Hole spiraling was a problem in earlier wells in the area and BP was particularly concerned about it prior to spudding the well. BP required a nonspiral hole for a good ultrasonic (UBI) log run to detect fractures.

Because of increased steering difficulties in the last few hundred meters of hole, BP called TD early after the lateral exited the top of the reservoir.

BP indicated that the ultrasonic (UBI) log showed a very good hole with no spiral. The image quality was such that BP could see a small groove on the lower side of the hole, caused by drill pipe sliding along the hole.

Wellhead conversion

After running a 41/2-in. predrilled liner, BP temporarily plugged the well before carrying out the FMC 135/8-in. subsea conversion.

Air divers from the rig did intensive diving operations. BP says the surprisingly good weather conditions for February in the North Sea avoided having to call in a diver support vessel. This saved about £500,000.

The wellhead conversion phase required 7 days to complete.

Subsea completion

Deck loading and space limitations on the jack up prevented the 25 metric ton tree from being placed down on the deck of the rig. Therefore, BP fully function tested the tree at dockside prior to delivering it on a supply boat.

At the site, the supply boat backed under the rig's cantilever so that the tree could be lifted off and suspended above the Texas deck.

After hooking up the tree to the control umbilical, it was run on drill pipe. The suspension plugs were retrieved after successfully testing the tree and running the 16 in., high-pressure riser and blowout preventers.

BP completed the well with 41/2-in. tubing, nitrogen lifted the well, and cleaned the well with a well-test package on the rig.
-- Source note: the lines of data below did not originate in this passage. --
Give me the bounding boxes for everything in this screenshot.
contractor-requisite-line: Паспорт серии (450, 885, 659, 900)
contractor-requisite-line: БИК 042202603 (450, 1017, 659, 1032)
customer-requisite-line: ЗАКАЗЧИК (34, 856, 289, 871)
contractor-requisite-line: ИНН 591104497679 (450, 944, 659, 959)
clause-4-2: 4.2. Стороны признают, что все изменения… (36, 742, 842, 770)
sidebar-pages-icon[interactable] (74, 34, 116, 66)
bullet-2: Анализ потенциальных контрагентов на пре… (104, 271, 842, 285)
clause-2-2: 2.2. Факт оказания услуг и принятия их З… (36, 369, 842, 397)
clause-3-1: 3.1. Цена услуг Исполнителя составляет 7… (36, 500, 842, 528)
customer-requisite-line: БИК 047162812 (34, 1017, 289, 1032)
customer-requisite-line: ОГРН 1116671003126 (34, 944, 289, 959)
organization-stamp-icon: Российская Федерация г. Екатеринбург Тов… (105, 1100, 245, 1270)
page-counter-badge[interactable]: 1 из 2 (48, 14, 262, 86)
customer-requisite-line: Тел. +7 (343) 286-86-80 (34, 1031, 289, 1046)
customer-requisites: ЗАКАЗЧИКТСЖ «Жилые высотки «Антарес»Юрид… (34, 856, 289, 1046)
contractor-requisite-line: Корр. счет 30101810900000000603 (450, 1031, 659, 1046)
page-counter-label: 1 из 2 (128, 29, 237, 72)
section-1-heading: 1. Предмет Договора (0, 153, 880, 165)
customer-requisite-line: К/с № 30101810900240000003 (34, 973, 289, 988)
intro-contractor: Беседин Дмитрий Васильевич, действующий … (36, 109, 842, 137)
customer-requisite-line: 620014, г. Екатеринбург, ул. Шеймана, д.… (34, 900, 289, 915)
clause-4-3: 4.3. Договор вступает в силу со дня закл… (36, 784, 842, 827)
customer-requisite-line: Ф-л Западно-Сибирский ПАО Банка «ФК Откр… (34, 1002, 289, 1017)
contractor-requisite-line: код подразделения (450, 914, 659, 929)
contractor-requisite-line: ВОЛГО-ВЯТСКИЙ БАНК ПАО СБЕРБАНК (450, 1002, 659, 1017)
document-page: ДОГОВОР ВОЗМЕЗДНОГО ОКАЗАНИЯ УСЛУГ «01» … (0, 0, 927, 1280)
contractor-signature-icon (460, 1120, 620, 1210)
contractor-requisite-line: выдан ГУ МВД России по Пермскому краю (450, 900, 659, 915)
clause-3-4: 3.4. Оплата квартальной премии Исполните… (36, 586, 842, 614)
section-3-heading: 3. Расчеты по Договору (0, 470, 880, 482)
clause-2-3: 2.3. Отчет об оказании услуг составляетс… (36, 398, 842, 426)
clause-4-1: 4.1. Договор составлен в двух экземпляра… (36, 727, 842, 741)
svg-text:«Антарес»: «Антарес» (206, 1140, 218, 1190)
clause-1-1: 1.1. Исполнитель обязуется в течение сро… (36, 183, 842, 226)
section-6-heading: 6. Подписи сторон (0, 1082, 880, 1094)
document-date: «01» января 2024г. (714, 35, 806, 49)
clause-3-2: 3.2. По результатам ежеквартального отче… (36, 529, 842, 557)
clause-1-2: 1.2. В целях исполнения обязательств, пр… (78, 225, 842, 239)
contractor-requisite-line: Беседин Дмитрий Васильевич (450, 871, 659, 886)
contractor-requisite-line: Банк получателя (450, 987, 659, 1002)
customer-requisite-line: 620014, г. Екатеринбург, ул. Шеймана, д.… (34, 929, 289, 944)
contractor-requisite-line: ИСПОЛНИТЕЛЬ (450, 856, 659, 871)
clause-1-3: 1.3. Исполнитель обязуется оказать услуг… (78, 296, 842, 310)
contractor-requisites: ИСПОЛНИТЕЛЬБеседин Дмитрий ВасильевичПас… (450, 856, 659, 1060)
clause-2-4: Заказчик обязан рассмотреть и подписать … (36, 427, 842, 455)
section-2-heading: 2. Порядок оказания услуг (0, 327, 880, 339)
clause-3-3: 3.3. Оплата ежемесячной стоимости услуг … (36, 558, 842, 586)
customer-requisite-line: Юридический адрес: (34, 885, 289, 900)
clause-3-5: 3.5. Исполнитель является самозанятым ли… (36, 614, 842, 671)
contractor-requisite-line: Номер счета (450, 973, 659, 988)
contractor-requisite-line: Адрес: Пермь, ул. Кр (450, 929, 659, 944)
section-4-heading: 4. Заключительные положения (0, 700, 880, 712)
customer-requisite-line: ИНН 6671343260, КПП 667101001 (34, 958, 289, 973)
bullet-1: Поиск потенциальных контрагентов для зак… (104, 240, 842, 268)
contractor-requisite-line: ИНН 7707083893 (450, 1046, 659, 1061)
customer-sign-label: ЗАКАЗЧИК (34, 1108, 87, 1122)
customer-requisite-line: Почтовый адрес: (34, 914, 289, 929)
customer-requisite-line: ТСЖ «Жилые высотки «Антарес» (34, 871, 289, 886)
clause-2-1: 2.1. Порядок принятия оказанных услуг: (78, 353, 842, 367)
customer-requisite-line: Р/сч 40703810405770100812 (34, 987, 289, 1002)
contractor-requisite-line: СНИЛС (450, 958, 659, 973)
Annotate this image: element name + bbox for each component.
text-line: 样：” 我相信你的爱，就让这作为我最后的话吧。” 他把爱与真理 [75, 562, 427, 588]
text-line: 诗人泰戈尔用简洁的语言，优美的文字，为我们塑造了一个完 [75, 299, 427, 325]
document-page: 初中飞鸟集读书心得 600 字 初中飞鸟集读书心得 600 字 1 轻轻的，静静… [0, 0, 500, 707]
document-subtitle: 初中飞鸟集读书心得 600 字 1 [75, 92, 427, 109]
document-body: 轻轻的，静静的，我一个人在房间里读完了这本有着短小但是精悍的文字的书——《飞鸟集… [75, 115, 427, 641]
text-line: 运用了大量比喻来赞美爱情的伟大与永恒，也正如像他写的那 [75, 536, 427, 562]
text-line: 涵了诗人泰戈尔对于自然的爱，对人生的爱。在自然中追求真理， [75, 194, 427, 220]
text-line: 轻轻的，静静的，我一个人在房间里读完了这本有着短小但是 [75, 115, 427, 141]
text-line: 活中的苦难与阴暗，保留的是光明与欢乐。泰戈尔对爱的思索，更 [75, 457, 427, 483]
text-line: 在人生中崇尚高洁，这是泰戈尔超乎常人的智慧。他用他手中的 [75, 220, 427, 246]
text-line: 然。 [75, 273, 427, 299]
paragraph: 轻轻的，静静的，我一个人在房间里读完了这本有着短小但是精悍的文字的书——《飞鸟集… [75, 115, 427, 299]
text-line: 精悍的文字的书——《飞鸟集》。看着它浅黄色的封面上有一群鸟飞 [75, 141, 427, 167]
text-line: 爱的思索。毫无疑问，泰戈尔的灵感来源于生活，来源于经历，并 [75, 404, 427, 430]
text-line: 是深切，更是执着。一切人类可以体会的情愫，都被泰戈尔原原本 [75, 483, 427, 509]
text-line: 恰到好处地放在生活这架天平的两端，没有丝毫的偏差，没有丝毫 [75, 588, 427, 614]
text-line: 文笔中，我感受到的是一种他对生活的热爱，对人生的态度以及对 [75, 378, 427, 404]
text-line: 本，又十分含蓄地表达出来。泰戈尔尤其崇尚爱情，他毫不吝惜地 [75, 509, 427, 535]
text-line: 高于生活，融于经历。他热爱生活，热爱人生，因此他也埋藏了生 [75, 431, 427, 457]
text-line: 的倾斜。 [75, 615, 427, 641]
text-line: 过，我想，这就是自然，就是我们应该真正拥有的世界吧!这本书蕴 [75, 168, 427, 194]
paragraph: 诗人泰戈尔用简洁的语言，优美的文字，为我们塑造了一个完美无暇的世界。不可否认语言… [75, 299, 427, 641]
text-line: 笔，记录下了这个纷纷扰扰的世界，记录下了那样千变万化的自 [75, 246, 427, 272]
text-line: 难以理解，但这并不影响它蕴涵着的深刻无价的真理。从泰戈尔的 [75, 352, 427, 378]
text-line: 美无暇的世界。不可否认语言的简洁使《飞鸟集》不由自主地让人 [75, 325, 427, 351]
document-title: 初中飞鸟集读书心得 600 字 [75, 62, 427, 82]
After testing, the tree was plugged with an internal wire line plug, high-pressure cap, and debris cap. Meanwhile, divers hooked up the platform control system and pipeline spool pieces to the tree and commissioned the control system.

Well completion required 98 days compared to 95 days in the plan.

BP said some useful lessons were learned throughout the operations and in general the performance was very good, particularly bearing in mind that the offshore operations were completed during the winter months and included many weather sensitive steps.